Los grandes destinos turísticos del mundo esconden en muchas ocasiones los atractivos de otras naciones que no figuran en las listas de países más visitados. El libro 'Viajar por el mundo', publicado por Lonely Planet, recorre tantos unos como otros, pero el hecho de que Francia, Estados y España, los países que más turistas reciben cada año, tengan el mismo espacio en este volumen que Surinam o Namibia lo convierte en una guía original e imprescindible. Benín, Bután, Kosovo, Tayikistán y Sudán del Sur son algunos de estos países desconocidos.

BENÍN

Benín es el país del vudú: allí nació y allí sigue siendo la religión oficial. Pero la mala fama que tiene el vudú no coincide con el carácter de sus habitantes, que según los viajeros, es el más afable de toda África. En Benín hay que visitar el monumento a los reyes de Dahomey, en Abomey; la puerta de No Retorno, monumento dedicado a los esclavos que se encuentra en Ouidah (capital del vudú y de la cultura afrobrasileña); el Grand Popo, en el golfo de Guinea; los edificios coloniales de la capital, Porto Novo; y los paisajes de Dassa Zoumé.

BUTÁN

Taktshang Goemba, en Bután.
Taktshang Goemba, en Bután.

Encajonado entre el Tibet (región perteneciente a China) y la India aparece Bután, el último reino del Himalaya, un enclave budista con una sola ciudad, Timbú, donde destaca su mercado de fin de semana. El visitante también debe ir al Taktshang Goemba (monasterio del Nido del Tigre), construido sobre un precipicio; al Punakha Dzong, el edificio más bonito del país, en la confluencica de los ríos Mo (Madre) y Po (Padre); a los templos del valle de Bumthang; y al monasterio de Trongsa.

KOSOVO

Ciudad de Prizren, en Kosovo.
Ciudad de Prizren, en Kosovo.

Algunos nombres evocan la guerra, y sin duda Kosovo es uno de ellos. Pero el país más nuevo de Europa, que se declaró independiente en 2008, posee atractivos que las bombas y los disparos no lograron silenciar.

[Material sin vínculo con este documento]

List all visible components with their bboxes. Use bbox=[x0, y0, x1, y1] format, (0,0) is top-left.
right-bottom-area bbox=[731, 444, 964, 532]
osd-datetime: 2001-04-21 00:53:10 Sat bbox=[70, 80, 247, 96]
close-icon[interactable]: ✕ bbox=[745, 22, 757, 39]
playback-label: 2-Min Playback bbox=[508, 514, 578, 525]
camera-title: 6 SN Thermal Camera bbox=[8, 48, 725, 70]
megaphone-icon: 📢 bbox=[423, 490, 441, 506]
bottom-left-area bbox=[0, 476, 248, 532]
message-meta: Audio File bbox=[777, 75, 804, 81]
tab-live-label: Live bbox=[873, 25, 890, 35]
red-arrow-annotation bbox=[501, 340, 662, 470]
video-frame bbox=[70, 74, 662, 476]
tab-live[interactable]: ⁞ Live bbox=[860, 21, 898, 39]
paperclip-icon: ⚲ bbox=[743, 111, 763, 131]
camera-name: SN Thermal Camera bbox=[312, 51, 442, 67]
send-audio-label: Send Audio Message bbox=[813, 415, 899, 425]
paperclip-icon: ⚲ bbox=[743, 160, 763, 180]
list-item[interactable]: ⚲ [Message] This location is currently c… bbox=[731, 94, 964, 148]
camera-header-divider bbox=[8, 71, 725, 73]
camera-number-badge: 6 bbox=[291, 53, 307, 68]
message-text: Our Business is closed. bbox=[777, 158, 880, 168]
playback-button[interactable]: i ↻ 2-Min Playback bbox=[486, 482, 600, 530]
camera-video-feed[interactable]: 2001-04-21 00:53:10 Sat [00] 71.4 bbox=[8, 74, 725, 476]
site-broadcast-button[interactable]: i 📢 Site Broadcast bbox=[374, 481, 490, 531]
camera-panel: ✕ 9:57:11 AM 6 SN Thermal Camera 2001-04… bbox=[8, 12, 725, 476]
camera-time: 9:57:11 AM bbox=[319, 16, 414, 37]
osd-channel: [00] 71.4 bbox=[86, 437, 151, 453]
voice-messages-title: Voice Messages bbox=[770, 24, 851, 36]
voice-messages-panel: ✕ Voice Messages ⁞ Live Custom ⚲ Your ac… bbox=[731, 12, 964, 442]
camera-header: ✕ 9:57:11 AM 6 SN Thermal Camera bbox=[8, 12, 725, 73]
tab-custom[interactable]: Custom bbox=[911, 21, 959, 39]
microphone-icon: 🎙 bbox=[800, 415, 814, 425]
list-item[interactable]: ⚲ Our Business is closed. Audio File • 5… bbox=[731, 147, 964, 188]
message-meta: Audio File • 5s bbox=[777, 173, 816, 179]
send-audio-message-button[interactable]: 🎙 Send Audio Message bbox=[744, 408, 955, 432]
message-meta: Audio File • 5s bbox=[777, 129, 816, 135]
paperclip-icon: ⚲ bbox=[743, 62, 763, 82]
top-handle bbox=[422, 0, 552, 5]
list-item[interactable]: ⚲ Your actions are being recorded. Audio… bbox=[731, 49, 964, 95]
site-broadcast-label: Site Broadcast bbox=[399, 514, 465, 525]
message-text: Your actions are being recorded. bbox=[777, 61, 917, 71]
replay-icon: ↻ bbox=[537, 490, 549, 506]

Por ejemplo, la antigua ciudad de Prizren, con sus calles adoquinadas, un puente otomano y la mezquita de Sinan Pasha; la encantadora ciudad de Peja; los monasterios de Decaniy Gracanica o las estalagmitas de las cuevas de Gadime.

TAYIKISTÁN

Carretera de Pamir, en Tayikistán.
Carretera de Pamir, en Tayikistán.

El turismo de aventuras tiene en Tayikistán, la exrepública más remota de la antigua URSS, el último rincón por descubrir. La carretera de Pamir, entre Khorog y Osh, es una de las más atractivas del mundo; el corredor de Wakhan es un espectacular valle con fuertes de la antigua Ruta de la Seda y montañas de 7.000 metros en la frontera con Afganistán; los siete lagos turquesa de Marguzor, junto a la ciudad de Penjikent; y el pequeño pueblo de Istaravshan, con su gran bazar, mezquitas y madrazas entre callejones.

SUDÁN DEL SUR

Pantanos del Sudd, en Sudán del Sur.
Pantanos del Sudd, en Sudán del Sur.

Siempre en los informativos por las malas noticias, Sudán del Sur, otro nuevo país, independizado en 2011, no puede escapar de las guerras y los conflictos desde su fundación. Por esta razón, el turismo continúa siendo muy minoritario. Pero el país ofrece estampas maravillosas, como los campos de papiro del Sudd; el lugar de reposo de John Carang de Mabior, una figura que contribuyó a acabar con la guerra civil, o los pantanos del sur, repletos de cobos de oreja blanca y medio millón de topis y gacelas de Mongalla, que participan en el mayor movimiento de fauna del mundo.